In the early 1990s, professors were still allowed to take their summers abroad. Derwish went off to Jordan. He did not return.

Here today, gone the next

For those left behind, academic life became unbearable.

Throughout the 1990s, as more professors fled, Hussein cracked down. He prohibited foreign travel and refused to issue certificates of graduation, documents needed to apply for jobs abroad. Still, many professors escaped by bribing people in the passport office.

Their disappearance always rattled the departments.

Dr. Abdul Mahdi Talib Rahmatallah, dean of the College of Science at Baghdad University, remembers well the feeling of losing his colleagues. A student would report yet another ghost lab - students sitting at desks with no professor. Weeks might pass, until someone drove to the professor's home and discovered it empty. Rumors would start to spread about whether those missing had been detained by the Baath Party, or had escaped.

Eventually, a letter with no return address would arrive, typically with news that the professor was teaching in Jordan or England. They would sometimes offer to send computers, journals, and even money. Word spread quickly. "We would all want to know: What new way did they invent to escape?" recalls Dr. Talib Rahmatallah.

The departures were a permanent loss for the universities. New professors graduating in the 1980s and 1990s were often unqualified. They were dubbed "homemade PhDs," meaning they had no international experience and had been trained in the bereft conditions of Iraqi universities. Many PhD candidates were Hussein's relatives from the villages of Tikrit and Baath Party loyalists. They rarely showed up except on exam day. They damaged the culture of education that Iraq had been so proud of, and terrorized professors.

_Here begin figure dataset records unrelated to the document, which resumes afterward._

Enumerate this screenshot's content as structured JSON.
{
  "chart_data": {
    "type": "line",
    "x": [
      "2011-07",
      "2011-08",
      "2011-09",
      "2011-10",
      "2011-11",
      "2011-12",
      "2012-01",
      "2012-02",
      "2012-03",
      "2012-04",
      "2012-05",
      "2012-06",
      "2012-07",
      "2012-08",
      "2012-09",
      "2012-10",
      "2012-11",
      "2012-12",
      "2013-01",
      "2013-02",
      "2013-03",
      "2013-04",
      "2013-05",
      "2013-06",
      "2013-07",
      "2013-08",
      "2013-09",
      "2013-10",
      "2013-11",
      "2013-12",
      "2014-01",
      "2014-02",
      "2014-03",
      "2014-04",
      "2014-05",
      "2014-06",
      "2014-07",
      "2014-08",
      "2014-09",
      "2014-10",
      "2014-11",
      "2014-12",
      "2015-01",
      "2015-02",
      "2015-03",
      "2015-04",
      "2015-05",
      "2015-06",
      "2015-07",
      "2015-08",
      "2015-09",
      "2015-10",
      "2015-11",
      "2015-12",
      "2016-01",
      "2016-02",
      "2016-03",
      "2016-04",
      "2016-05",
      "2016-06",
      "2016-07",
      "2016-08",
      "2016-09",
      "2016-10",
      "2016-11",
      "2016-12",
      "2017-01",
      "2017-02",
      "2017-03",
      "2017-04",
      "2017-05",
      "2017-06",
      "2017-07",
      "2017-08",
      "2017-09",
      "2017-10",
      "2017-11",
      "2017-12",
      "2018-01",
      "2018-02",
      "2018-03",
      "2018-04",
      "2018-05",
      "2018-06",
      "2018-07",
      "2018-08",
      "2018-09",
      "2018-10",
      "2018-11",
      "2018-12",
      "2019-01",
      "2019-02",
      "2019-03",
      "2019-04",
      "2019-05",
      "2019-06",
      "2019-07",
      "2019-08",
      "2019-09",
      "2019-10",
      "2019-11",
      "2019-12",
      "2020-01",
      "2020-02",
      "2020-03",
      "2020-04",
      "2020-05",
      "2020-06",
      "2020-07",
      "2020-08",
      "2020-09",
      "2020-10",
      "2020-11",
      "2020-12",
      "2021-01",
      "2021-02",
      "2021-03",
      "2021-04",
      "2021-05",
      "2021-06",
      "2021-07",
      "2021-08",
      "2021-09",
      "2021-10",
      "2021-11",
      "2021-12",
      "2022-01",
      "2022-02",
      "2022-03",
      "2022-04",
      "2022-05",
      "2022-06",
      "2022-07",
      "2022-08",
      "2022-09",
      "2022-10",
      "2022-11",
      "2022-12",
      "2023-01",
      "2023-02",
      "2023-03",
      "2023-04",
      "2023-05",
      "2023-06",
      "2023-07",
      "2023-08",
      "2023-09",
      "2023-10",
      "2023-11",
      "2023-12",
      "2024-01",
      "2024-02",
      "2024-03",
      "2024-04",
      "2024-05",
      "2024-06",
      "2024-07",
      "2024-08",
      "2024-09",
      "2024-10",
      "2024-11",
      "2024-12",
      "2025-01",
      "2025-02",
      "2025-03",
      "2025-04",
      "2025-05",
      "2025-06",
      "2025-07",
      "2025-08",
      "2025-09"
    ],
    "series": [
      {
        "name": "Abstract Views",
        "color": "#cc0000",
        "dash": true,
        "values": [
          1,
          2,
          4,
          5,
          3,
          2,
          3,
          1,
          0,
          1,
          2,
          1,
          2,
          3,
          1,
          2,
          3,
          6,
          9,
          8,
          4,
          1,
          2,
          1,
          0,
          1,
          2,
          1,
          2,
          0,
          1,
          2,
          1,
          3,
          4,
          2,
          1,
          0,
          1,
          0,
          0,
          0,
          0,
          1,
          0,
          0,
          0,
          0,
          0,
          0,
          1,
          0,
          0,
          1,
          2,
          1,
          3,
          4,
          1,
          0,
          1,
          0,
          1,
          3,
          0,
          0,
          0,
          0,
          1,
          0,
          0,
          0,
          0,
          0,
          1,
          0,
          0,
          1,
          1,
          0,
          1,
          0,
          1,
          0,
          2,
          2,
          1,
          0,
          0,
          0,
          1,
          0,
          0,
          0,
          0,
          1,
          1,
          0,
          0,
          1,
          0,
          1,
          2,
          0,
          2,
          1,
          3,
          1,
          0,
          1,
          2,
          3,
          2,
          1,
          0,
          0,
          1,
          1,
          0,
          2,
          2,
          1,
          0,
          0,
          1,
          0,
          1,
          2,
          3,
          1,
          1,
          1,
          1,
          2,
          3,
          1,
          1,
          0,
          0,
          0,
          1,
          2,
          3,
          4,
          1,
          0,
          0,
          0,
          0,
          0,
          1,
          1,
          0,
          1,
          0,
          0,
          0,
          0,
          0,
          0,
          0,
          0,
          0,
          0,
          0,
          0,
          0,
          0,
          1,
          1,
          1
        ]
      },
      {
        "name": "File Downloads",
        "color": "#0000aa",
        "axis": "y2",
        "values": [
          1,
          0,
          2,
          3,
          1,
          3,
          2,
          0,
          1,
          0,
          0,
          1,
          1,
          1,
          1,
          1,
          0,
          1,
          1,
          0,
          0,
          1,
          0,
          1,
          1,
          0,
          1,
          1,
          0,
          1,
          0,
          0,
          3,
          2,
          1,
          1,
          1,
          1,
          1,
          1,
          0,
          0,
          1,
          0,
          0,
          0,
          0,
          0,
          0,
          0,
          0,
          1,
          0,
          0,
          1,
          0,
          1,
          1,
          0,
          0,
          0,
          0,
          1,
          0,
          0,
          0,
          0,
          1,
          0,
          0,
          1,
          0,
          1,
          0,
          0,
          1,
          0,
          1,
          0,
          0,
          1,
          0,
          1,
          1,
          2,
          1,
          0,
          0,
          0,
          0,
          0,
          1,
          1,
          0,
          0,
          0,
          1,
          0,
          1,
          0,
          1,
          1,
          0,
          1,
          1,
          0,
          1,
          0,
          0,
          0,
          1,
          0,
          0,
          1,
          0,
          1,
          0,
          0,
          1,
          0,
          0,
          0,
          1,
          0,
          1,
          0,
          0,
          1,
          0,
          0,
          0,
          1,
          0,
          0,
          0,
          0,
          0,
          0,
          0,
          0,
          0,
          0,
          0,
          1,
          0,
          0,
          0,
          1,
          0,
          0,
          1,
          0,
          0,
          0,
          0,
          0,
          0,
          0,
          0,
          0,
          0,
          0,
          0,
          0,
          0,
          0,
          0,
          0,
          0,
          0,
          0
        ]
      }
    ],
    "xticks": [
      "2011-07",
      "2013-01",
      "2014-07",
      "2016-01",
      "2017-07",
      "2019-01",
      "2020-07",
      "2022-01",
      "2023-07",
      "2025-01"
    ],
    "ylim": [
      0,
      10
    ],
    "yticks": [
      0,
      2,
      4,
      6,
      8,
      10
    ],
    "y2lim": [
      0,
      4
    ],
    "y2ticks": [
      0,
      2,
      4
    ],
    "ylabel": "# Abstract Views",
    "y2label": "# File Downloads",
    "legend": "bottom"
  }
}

"Some students would put guns on their desk to take the test," says Dr. Hafudh Alwan, assistant dean of the political science department at Baghdad University.

"Once, one was cheating and when I told him to stop, he said, 'Leave me alone or I will take this pen and draw on your face.' " He paused, overcome by emotion at the memory.

"It made us so upset, we would cry. We are PhD professors, and our students humiliate us. We could do nothing," says Dr. Alwan.

Dr. Kasim Mohammed, assistant dean of higher education and scientific affairs at Baghdad University, was one of those who stayed behind and concedes he felt both sympathy and bitterness when a colleague left. He has mixed emotions regarding their return.

"If they left because they were oppressed, we welcome them back again. But those who left for more money left us adrift in the middle of a sea," says Dr. Mohammed. "It is difficult to welcome them back."

Just visiting or staying for good?

Derwish, who has been back in Iraq for two months, is approaching another major decision: Is this a visit, or a permanent return? This question forces him to struggle between safety and patriotism, his new life abroad and the home he left behind.

"Should I stay or should I go?" he asks himself as he gets up to leave Baghdad University's department of science. "I haven't decided yet."

Returning has not been as easy as some had expected. The thrill of living in Iraq free of Hussein has been countered by the looting, lapses in security, and a rise in terrorism.

Professors who left because of inferior lab equipment and outdated journals now find themselves struggling to teach in classrooms that, because of the looting, are without light fixtures, desks, or doors.

Salaries have not risen, and in most cases are much less than a professor could earn abroad. Security also weighs heavily on professors' minds. Many say they have received threatening letters, and the president of Basra University walks on campus with an armed guard. Whether the return continues depends a great deal on how successful US efforts overall are in Iraq.

"I say to them, 'Please come back, but I warn you that your salary will be very low and you'll have to live exactly as we live, without mobiles or push-button facilities like they have in Europe,' " says Dr. Musa Jawad Aziz Al Musawy, president of Baghdad University.

"I have to give them the reality. In the end, they will come back because this is their country."